Halkların Demokratik Partisi (HDP) Adana İl Örgütü, “Adalete Çağrı” şiarıyla Uğur Mumcu Meydanı’nda miting düzenledi. HDP Eş Genel Başkanı Pervin Buldan, mitinginde konuştu.

AKP'nin güç kaybettikçe HDP’ye saldırdığını belirten Buldan, “Biz birlik ve beraberliğimizi koruyacağız” dedi.

HDP milletvekilleri Ayşe Sürücü, Kemal Peköz, Sezai Temelli, Alican Önlü, Ömer Faruk Gergerlioğlu, Fatma Kurtulan, Tülay Hatimoğulları ile SYKP Eş Genel Başkanı Canan Yüce ve parti yöneticileri, bugün Emek ve Özgürlük İttifakı’nın Adana'daki ‘Adalete Çağrı’ mitingine katıldı.

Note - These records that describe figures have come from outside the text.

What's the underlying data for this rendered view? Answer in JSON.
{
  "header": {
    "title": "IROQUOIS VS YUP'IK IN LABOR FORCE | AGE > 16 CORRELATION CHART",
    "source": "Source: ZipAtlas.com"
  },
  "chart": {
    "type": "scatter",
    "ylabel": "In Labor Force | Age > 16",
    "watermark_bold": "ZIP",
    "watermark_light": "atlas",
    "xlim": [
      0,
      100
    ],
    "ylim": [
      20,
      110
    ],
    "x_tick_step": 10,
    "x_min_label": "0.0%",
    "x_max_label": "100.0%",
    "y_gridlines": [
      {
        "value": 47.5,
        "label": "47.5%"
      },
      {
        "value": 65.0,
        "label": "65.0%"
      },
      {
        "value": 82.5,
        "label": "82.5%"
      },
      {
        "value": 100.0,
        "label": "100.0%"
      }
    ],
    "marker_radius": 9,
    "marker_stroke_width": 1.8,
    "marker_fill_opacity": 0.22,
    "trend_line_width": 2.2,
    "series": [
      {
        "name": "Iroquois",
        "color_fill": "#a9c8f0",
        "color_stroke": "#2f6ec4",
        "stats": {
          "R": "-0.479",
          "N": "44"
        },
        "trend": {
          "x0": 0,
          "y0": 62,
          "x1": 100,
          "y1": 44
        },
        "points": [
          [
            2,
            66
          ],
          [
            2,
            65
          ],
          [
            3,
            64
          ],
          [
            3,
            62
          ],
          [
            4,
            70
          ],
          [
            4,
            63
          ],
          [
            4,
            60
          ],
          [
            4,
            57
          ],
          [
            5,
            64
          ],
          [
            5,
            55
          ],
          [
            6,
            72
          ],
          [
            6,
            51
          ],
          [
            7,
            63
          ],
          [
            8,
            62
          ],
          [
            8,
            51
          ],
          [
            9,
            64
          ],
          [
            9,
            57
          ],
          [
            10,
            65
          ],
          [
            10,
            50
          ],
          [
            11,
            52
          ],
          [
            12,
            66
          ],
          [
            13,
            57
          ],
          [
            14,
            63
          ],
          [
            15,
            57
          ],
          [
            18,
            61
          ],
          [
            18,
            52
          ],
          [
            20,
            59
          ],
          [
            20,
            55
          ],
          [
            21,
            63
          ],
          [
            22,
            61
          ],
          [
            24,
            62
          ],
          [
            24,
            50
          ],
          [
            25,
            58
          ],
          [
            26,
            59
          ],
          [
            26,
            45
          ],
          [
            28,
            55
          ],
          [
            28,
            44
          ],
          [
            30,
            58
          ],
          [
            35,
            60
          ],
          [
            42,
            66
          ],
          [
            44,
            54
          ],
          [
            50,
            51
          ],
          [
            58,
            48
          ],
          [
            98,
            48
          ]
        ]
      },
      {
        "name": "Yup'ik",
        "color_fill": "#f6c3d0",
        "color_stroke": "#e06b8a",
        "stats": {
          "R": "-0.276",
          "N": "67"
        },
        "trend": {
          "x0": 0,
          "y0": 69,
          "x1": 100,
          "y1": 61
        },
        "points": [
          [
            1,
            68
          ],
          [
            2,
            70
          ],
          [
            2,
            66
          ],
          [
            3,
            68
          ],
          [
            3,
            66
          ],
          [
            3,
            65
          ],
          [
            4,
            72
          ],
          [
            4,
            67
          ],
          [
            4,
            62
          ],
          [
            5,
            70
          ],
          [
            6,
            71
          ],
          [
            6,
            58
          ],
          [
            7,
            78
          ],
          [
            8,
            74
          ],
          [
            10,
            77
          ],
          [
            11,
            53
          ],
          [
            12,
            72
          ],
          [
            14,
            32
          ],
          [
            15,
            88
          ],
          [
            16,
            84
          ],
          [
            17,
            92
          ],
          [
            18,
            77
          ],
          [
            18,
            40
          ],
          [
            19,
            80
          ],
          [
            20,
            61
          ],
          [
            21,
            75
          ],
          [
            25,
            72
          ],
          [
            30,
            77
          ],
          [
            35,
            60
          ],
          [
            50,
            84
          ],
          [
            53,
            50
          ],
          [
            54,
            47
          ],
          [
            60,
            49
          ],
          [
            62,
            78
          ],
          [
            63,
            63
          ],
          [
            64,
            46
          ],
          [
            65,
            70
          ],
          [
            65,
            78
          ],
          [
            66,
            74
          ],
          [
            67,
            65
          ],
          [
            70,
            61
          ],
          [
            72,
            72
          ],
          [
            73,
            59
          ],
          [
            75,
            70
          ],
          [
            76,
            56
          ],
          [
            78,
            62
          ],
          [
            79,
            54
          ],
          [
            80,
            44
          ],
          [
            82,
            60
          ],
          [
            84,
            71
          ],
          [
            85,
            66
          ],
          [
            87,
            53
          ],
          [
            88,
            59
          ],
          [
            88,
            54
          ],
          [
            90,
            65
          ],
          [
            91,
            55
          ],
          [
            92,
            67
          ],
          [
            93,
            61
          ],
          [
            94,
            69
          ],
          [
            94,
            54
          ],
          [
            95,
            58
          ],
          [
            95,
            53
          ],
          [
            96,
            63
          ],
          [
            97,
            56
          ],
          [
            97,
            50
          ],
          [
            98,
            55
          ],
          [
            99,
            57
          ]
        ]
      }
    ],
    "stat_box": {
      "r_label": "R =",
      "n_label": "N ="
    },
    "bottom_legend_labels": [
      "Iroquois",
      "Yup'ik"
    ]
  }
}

Hukuksuzluğun son bulması için alanlarda olduklarını ifade eden HDP Eş Genel Başkanı Pervin Buldan, şöyle konuştu: "Bugün adalete büyük bir ihtiyaç olduğu için meydanlardayız. Biz biliyoruz ki, bu ülkeyi yöneten AKP hükümeti, 20 yıllık iktidarı boyunca bu süreçte özellikle hukuksuzlukları, haksızlıkları, baskıyı, inkarı, şiddeti daha fazla yükseltiyor. Biz biliyoruz ki, bundan besleniyor. Bugün AKP’nin artık toplumun yüzüne bakacak yüzü kalmadı. Bugün AKP’nin artık anketlerde düştüğünü görüyoruz. Oy kaybeden bir iktidarın sarıldığı ve kendisini ayakta tutabilmek için yaptığı hukuksuzlukları, haksızlıkları da biliyoruz. Evet, bugün HDP olarak en büyük haksızlıklara maruz kalmış bir parti olarak, en büyük hukuksuzluklarla karşı karşıya kalmış bir parti olarak, AKP’nin bu hukuksuzluklarını bu haksızlıklarını elbette afişe etmek, deşifre etmek bizim görevimizdir, sorumluluğumuzdur. Onlar ayakta durmanın iktidarda kalmanın ve bir kez daha seçimi kazanmanın yol ve yöntemlerini Kürtlere saldırarak, HDP’ye saldırarak, kadınlara saldırarak yapmaya çalışıyor. Ancak Kürtler de direniyor mücadele ediyor ve ayakta kalıyor."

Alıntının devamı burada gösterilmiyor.